Jocelain pleure. Il s’est assis sur le gazon fraîchement coupé, a caché son visage dans ses mains et s’est mis à pleurer sans trop savoir pourquoi.
Ça lui a prit comme ça, comme une vague de bord de mer à marée basse, comme un coup de vent froid dans la canicule, comme une merde de goéland sur l’épaule. Rien qu’à y penser, il pleure encore plus. Surtout pour la merde. Une grosse tache blanche qu’il n’ose jamais enlever de peur de manquer le gros lot de la loterie.
Jocelain n’est pas du type braillard. Ni du genre fifi. C’est un grand gars, costaud, le cheveu en brosse, un tête un peu brûlée mais avec des yeux allumés comme un feu de forêt. Il a, depuis toujours, aimé les femmes, les cigares, la boisson et la vie en général. Mais, là, ça lui pogne. Il braille.
Ce n’est certainement pas le soleil radieux qui va arriver à sécher les grandes coulisses qui transforment son visage en rivière. Ni le vent, d’ailleurs, qui est chaud et bon. Il lève le nez, pour humer le parfum du jour et il se trouve qu’il a le nez bouché par la morve de sa grande tristesse et ça lui fout un cafard freudien. Il s’essuie sur sa manche de chemise mais le dégât empire. Il donne un coup de pied à son casque de moto qui roule dans le fossé. Il a envie de s’en aller. Loin.
Il sent les muscles de son cou qui veulent lui arracher la tête. Dans sa poitrine, le coeur cogne comme une Chrysler rouillée. Des douleurs aux jambes aussi. Il voudrait vomir et il ne sait pas s’il y arriverait sans mourir là, sur le bord d’un champ où les blés se foutent vraiment de sa présence en dansant à gauche, à droite, parfumant l’air d’une odeur de vie. Une vache meugle quelque part dans une froissement d’écho. Jo crache sur le sable. “Sti”
Il pleure encore. Puis, il se dit qu’il faut qu’il arrête. Qu’il se sèche la face, qu’il se mouille les yeux d’eau fraîche pour en chasser la rougeur, qu’il revienne au bercail après avoir pris une grande respiration. Qu’il se remette à être ce qu’il ne veut plus être. Et il ignore ce qu’il voudrait vraiment être. Alors, il se remet à brailler.
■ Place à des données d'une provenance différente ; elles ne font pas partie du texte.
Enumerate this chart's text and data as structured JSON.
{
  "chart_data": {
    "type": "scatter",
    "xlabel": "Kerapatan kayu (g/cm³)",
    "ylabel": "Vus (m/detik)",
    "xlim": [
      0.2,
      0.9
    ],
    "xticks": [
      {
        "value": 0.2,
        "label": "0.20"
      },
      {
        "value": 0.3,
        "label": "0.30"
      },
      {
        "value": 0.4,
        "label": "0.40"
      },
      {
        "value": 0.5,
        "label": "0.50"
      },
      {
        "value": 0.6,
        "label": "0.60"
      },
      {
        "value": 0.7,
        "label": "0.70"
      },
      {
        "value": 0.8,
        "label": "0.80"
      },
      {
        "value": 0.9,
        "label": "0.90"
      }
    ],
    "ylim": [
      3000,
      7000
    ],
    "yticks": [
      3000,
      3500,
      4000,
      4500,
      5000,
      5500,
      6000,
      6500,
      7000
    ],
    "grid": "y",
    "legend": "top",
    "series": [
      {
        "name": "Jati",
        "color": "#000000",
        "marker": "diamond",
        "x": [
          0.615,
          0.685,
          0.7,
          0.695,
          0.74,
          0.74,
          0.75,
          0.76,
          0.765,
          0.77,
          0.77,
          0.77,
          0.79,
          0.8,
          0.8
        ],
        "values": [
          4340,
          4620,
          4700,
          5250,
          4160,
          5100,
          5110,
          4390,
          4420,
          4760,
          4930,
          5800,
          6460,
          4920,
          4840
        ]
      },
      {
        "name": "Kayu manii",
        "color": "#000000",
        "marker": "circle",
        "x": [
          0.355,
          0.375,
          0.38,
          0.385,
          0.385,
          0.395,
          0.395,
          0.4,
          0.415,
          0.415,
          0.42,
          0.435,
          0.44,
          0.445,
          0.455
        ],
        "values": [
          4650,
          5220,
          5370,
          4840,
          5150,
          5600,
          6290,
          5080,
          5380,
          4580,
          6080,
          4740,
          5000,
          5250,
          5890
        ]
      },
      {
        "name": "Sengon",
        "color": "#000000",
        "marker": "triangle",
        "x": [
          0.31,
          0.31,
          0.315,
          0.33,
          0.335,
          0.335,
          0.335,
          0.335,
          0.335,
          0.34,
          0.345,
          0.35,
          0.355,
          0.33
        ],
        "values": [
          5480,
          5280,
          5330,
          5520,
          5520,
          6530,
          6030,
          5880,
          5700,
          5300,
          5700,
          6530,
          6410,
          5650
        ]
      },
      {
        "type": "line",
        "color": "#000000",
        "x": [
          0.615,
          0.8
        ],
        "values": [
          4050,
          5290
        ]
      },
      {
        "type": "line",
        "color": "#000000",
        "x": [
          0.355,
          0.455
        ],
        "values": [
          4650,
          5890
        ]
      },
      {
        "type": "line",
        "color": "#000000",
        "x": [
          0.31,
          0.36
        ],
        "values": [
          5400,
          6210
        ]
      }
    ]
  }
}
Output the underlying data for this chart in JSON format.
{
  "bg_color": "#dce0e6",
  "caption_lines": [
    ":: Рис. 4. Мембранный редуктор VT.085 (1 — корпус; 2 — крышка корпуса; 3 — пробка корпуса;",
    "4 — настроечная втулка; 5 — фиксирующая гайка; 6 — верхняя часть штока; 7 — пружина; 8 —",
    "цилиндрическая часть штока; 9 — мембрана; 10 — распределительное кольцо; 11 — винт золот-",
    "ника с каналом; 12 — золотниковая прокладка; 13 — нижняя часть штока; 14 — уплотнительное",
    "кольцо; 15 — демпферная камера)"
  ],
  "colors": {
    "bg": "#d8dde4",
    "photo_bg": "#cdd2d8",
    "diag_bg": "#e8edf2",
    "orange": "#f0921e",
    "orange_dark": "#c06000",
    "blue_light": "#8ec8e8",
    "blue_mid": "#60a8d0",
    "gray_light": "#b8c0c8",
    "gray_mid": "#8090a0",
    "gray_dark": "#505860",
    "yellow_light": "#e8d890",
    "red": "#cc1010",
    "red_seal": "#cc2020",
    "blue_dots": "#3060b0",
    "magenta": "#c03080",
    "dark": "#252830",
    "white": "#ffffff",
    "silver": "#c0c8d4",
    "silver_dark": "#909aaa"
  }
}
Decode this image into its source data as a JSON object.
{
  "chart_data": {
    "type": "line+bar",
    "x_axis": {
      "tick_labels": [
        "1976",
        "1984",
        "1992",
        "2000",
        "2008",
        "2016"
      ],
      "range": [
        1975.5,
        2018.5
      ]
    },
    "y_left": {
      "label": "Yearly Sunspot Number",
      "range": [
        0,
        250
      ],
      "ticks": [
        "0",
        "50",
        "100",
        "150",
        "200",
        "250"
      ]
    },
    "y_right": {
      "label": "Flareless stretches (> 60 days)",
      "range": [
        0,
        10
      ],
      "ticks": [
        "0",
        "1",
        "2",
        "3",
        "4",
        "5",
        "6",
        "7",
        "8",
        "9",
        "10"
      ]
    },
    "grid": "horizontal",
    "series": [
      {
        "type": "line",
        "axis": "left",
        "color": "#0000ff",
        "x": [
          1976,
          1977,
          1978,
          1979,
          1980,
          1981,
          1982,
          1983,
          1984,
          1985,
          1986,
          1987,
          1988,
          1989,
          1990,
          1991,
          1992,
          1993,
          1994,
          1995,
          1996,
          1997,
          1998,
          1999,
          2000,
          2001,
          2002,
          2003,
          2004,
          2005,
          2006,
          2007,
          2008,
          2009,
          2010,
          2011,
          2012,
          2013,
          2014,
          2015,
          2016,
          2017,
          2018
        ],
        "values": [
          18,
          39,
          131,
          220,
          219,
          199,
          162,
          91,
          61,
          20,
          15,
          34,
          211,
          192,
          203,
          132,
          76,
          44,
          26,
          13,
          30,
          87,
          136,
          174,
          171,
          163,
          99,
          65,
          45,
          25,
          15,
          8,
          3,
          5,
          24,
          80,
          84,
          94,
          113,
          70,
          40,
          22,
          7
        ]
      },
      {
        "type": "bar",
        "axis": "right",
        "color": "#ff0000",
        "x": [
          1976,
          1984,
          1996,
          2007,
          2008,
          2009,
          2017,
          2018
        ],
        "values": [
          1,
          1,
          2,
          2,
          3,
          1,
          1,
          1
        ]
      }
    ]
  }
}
Jocelain a une femme, des enfants, un job qui le paie bien et dans lequel il se sent utile. Il a beaucoup d’amis et se sent entouré de toute une ceinture d’amitié et d’amour qu’il voudrait pouvoir apprécier. Et pourtant, la douleur dans sa poitrine l’empêche de respirer. Ce matin, au réveil, il a regardé sa femme qui dormait paisiblement à ses côtés. Il la trouvait belle et aurait voulu lui dire. Mais, il avait ressenti la douleur. Après avoir été vider sa vessie, il a trottiné vers la chambre d’Azélie et de Sybelle pour les trouver toutes aussi belles que leur mère. En se penchant sur la cadette, la douleur le rappela à l’ordre. Il recula. La douleur s’apaisa. Il jura à voix basse. Le chien, Hop, vint se coller à ses jambes. Il le flatta. Le chien grogna et Jocelain sentit les jambes se dérober sous lui. Il prit appui sur le mur en se demandant ce qui lui arrivait.
Il prépara sa boîte à lunch sans bruit, s’assit à la table pour grignoter une rôtie de beurre d’arachides croquant et tremper ses lèvres dans un café fort à peine sucré. Dans le journal, les lettres s’embrouillèrent à travers ses yeux remplis de larmes. Il décida de ne pas aller travailler. On se passera de lui aujourd’hui.
Il enfila son pantalon et un t-shirt propre, se brossa les dents rapidemment et enfourcha sa moto qu’il fit glisser, le moteur muet, vers la rue encore déserte. Derrière les maisons, une grosse boule orangée s’extirpait de l’horizon annonçant une autre journée d’été humide et lourde.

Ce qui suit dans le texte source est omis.